Whereas the master regulation of circadian locomotor rhythms relies on diffusible factors released by SCN neurons (29), the circadian release of hormones, including melatonin, glucocorticoids and LH, relies on synaptic connections between specific neurons in the SCN and specific extra-SCN neuronal targets (23, 30, 31). Our results provide evidence for the identity of specific SCN subregional oscillators and their downstream targets critical for the circadian timing of the LH surge.

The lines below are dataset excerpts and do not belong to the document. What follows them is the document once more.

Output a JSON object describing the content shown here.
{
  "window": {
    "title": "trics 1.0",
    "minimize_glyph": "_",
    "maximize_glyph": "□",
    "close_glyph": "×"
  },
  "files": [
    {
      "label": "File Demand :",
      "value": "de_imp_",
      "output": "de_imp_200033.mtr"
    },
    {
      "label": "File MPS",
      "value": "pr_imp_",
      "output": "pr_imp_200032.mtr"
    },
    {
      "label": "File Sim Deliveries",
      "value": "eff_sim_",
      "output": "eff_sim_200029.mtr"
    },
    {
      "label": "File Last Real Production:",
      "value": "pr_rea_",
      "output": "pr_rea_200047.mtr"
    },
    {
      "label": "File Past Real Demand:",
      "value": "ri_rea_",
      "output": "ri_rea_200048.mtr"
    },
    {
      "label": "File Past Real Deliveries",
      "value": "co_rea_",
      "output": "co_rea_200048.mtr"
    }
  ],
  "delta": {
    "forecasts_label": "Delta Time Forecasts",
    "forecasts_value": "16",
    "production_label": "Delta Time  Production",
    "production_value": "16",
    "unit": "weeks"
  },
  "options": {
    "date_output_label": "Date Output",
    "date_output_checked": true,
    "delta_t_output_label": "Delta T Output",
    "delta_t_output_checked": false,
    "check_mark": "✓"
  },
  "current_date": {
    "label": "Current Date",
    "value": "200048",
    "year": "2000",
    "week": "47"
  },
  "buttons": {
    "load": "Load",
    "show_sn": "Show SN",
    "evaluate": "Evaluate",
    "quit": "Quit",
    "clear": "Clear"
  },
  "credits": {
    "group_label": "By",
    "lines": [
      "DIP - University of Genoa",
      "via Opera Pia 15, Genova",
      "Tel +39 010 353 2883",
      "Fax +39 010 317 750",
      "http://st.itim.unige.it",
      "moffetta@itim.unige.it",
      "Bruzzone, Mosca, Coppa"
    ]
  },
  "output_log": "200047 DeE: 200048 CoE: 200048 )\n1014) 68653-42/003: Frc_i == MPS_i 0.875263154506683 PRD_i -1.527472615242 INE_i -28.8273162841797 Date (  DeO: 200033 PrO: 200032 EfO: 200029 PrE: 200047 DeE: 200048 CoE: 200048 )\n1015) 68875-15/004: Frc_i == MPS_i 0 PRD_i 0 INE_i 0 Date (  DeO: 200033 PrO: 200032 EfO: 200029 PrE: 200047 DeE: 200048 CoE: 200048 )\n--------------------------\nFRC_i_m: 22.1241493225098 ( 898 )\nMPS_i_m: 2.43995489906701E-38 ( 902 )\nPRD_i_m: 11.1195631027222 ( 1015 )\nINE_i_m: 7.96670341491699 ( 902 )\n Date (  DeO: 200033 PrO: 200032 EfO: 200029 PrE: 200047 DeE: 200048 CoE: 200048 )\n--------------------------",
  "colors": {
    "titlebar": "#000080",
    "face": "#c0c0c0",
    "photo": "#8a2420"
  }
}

The dmSCN and vlSCN are heterogeneous not only under our forced desynchrony protocol but also in their pattern of afferent and efferent projections and their expression of specific neurotransmitters (22). Whereas neurons synthesizing arginine-vasopressin (VP) are localized within the dmSCN, neurons synthesizing vasoactive intestinal polypeptide (VIP) reside in the vlSCN. Although SCN neurons send axonal projections to the MPO (32, 33), they likely emerge from vlSCN VIPergic SCN neurons (34). Our findings suggest that this SCN monosynaptic pathway to GnRH cells is likely not responsible for the initiation of the LH surge. Rather, circadian signals emerging from the dmSCN and ovarian estrogen signals likely converge on Kiss1 cells, which in turn signal GnRH cells to induce the surge.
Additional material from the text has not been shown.